Dose distributions from the superimposition method

The dose distributions for the GZP6 source No. 1, 2 and 5 which was obtained by MC simulations of the sources and the superimposition method described are presented in the Figure 5. The dose contours of 1, 2, 5, 10, 15 and 20 Gy were plotted. As it can be observed the dose distributions obtained by the two methods for the sources 1, 2 and 5 are equal.

FIGURE 5.

Dose distributions (Gy) obtained by MC simulations (blue lines) and superimposition method (red lines) for GZP6 sources: (a) source No. 1; (b) source No. 2 and (c) source No. 5. Isodoses of 1–20 Gy are contoured in the figure and since the contours by the two methods are overlapped in many points, are almost not distinguishable.

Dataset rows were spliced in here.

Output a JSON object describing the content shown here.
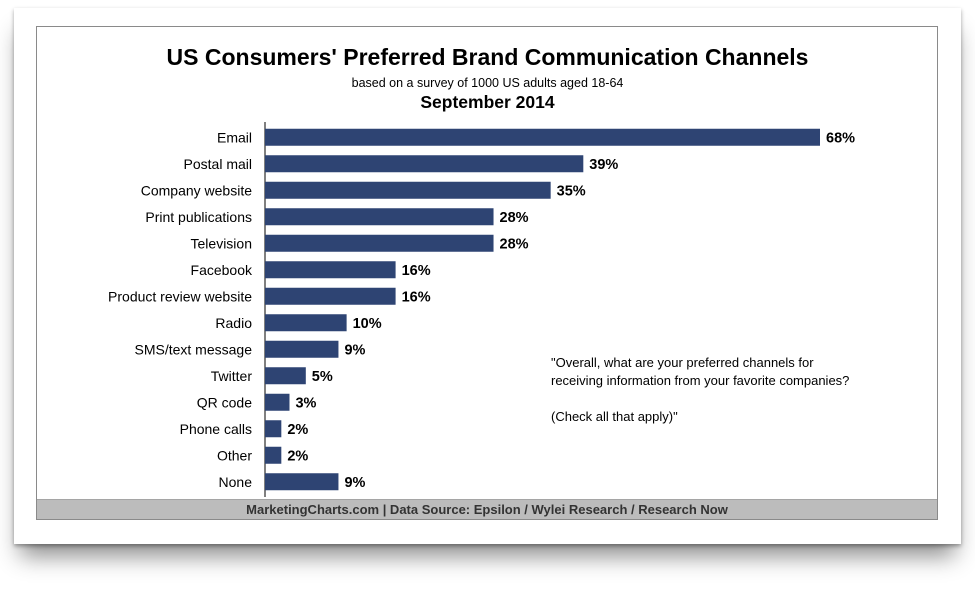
{
  "chart_data": {
    "type": "bar",
    "orientation": "horizontal",
    "title": "US Consumers' Preferred Brand Communication Channels",
    "subtitle": "based on a survey of 1000 US adults aged 18-64",
    "date_label": "September 2014",
    "categories": [
      "Email",
      "Postal mail",
      "Company website",
      "Print publications",
      "Television",
      "Facebook",
      "Product review website",
      "Radio",
      "SMS/text message",
      "Twitter",
      "QR code",
      "Phone calls",
      "Other",
      "None"
    ],
    "values": [
      68,
      39,
      35,
      28,
      28,
      16,
      16,
      10,
      9,
      5,
      3,
      2,
      2,
      9
    ],
    "value_labels": [
      "68%",
      "39%",
      "35%",
      "28%",
      "28%",
      "16%",
      "16%",
      "10%",
      "9%",
      "5%",
      "3%",
      "2%",
      "2%",
      "9%"
    ],
    "unit": "%",
    "xlim": [
      0,
      68
    ],
    "grid": false,
    "bar_color": "#2e4473",
    "annotation": {
      "lines": [
        "\"Overall, what are your preferred channels for",
        "receiving information from your favorite companies?"
      ],
      "sub": "(Check all that apply)\""
    },
    "footer": "MarketingCharts.com | Data Source: Epsilon / Wylei Research / Research Now"
  }
}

The superimposition algorithm developed in this study is able to produce dose distributions for the GZP6 sources No. 1, 2 and 5 from the dose distribution of the source No. 3. The algorithm is also applicable for other bracytherapy units in which an arrangement of sources is used in the treatment process. These results may provide comprehensive dosimetric information that could be clinically more applicable for dose calculations around different implants by superimposition method.